7. The method according to claim 1, wherein the forwarding, by the process for providing an original service, the request information corresponding to the access request to the process for providing an extended service includes:

and forwarding the request information corresponding to the access request to the process for providing the extension service by adopting an asynchronous message communication mode through the process for providing the original service.

8. The method according to claim 1, wherein the method further comprises:

And in the preset time, if the process for providing the original service does not receive the processing result, directly processing the original service for the access request.

9. The method according to claim 1, wherein the processing of the request information corresponding to the extended service by the process for providing the extended service and returning the processing result to the process for providing the original service includes:

determining whether an access request corresponding to the request information needs to be intercepted or not according to a threshold value of the access flow through the process for providing the extension service;

And when the access request is determined to be intercepted, returning information for intercepting the access request to the process for providing the original service so as to intercept the access request through the process for providing the original service, and returning information for intercepting the access request to equipment for sending the access request.

10. The method according to claim 4 or 5, characterized in that a Sidecar process of independent program components is used as the process for providing extended services.

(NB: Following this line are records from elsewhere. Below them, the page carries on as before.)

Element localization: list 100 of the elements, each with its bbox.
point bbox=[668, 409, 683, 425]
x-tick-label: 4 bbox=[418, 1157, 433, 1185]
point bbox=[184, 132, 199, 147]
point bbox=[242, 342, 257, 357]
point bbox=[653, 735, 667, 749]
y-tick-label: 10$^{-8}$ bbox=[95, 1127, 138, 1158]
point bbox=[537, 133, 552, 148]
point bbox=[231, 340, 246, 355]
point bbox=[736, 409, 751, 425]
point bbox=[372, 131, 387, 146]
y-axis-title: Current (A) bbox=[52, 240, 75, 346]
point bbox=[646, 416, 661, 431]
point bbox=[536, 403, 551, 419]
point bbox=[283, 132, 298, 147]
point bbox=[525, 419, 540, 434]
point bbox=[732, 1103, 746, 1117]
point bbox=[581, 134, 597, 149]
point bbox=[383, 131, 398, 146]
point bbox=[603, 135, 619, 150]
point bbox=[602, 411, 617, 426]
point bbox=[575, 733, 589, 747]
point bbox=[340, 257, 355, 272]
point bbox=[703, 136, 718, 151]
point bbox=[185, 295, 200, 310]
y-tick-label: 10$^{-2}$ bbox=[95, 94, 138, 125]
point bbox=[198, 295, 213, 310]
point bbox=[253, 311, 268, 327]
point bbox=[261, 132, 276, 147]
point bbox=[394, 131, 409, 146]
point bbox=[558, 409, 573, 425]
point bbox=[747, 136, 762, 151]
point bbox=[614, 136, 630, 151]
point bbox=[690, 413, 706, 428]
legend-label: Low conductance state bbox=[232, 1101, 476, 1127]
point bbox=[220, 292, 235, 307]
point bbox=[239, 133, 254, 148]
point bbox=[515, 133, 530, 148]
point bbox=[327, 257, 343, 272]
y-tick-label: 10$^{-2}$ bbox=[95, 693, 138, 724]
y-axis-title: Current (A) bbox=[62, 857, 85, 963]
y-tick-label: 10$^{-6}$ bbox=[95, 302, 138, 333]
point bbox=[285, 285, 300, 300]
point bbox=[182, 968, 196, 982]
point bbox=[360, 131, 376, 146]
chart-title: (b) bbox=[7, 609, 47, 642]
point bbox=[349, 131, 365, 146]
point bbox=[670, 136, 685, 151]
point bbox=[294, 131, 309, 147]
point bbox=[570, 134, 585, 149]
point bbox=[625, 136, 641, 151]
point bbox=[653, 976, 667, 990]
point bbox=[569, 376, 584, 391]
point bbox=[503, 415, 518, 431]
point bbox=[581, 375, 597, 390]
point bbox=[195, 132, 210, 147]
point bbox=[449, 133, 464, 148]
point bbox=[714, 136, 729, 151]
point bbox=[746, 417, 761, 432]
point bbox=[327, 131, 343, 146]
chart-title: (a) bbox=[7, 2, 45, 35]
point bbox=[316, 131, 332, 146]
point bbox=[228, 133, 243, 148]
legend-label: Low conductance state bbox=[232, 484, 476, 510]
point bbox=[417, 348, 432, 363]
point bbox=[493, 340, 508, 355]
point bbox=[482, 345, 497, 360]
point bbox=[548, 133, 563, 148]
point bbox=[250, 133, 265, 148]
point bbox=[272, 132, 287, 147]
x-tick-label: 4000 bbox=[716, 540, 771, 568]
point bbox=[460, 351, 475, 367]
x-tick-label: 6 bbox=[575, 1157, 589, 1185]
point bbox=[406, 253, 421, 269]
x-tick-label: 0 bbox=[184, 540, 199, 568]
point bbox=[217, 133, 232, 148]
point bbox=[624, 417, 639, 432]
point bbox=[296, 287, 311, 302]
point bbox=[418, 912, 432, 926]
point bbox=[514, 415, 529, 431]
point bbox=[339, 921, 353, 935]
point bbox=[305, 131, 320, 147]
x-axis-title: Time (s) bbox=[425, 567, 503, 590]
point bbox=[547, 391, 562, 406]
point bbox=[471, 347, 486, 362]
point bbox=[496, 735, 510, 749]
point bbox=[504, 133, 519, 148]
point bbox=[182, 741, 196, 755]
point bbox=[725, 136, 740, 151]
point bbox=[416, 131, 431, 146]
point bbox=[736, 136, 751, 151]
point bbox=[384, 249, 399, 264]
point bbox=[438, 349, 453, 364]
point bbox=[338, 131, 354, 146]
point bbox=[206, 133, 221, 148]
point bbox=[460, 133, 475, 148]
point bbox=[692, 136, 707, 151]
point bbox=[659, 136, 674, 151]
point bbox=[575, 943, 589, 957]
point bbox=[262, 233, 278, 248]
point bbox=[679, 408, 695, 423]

11. An nginix gateway, comprising: the system comprises an original service process module and an extended service process module, wherein the original service process module comprises a main process module;

the original service process module is used for receiving an access request, and the access request is used for accessing the target service through the Nginx gateway; forwarding request information corresponding to the access request to the extended service process module;

The expansion service process module is used for carrying out corresponding expansion service processing on the request information and returning a processing result to the corresponding original service process module;

The original service process module is further configured to receive a processing result, and process the access request according to the processing result.

12. A computing device, comprising: a memory, a processor;

the memory is used for storing a computer program;

the processor executes the computer program for:

Receiving an access request through a process which is operated on an API gateway and used for providing an original service, wherein the access request is used for accessing a target service through the API gateway, the process which is operated on the API gateway and used for providing the original service and the process which is operated on the API gateway and used for providing an extended service are respectively operated, and the process which is operated on the API gateway and used for providing the original service comprises a main process;

Forwarding request information corresponding to the access request to the process for providing the extended service through the process for providing the original service, so as to process the corresponding extended service on the request information through the process for providing the extended service, and returning a processing result to the process for providing the original service;

And receiving a processing result through the process for providing the original service, and processing the access request according to the processing result.